Now we come to the alternate plan; what would happen if Mr Goodman was in an accident with his girlfriend? well, possibly his half of the condo would go to his parents, although this isn’t explicit in the Will because he talks about “everything else” and not the “residue of the estate”. What would happen if his parents weren’t able to receive their inheritance for whatever reason but his girlfriend was alive and well? As he didn’t name an Executor and with his main beneficiaries predeceasing him, with no alternate, he may just as well have not bothered to write anything down. With no parents, spouse or children, his estate would be shared between any siblings (his girlfriend would of course be cut out of his holographic Will as she is not named as an alternate beneficiary of “everything else”). If his siblings are minors, the inheritance will be held in trust, not administered by a family member, because he didn’t cover that in the Will, but by a court appointed trustee.

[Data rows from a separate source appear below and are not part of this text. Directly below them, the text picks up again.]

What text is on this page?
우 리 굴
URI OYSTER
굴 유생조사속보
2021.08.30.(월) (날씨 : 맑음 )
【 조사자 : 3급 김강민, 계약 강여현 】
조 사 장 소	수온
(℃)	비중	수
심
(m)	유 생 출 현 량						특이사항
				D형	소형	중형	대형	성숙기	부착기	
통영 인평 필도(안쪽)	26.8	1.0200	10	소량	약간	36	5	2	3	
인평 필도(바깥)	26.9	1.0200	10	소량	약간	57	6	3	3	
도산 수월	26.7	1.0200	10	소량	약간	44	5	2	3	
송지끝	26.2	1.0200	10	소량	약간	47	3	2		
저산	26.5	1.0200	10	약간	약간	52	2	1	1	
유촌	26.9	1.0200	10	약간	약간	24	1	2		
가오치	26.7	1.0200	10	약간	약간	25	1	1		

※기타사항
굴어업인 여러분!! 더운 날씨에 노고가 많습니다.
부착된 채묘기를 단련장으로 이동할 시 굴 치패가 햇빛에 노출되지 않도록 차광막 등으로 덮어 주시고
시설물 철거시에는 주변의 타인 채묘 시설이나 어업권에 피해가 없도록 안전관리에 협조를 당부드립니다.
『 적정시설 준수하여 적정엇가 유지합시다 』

I could go on, but a standard Will created at LegalWills has about 15-20 clauses and runs about 5-8 pages. This would be the minimum that any Last Will and Testament should contain to be effective. All “what if” scenarios are covered and all Executor and Trust powers are included. There would even be a section for Guardians for children if required.

We talk at length on our site on the dangers of writing one’s own Will. We strongly advise against it giving the example of a statement like “divide my estate equally between my cousins and my friend Bill” which can have at least five different interpretations.

This is why I was very surprised to see Moneyville, the Toronto Star and even a Certified Financial Planner recommend a handwritten Will. It is not better that nothing, it is worse. By far the best middle ground for somebody who doesn’t want to pay the $300-$500 for a lawyer is an interactive service like LegalWills.

Oh, and yes, every 30-year-old does need a Will.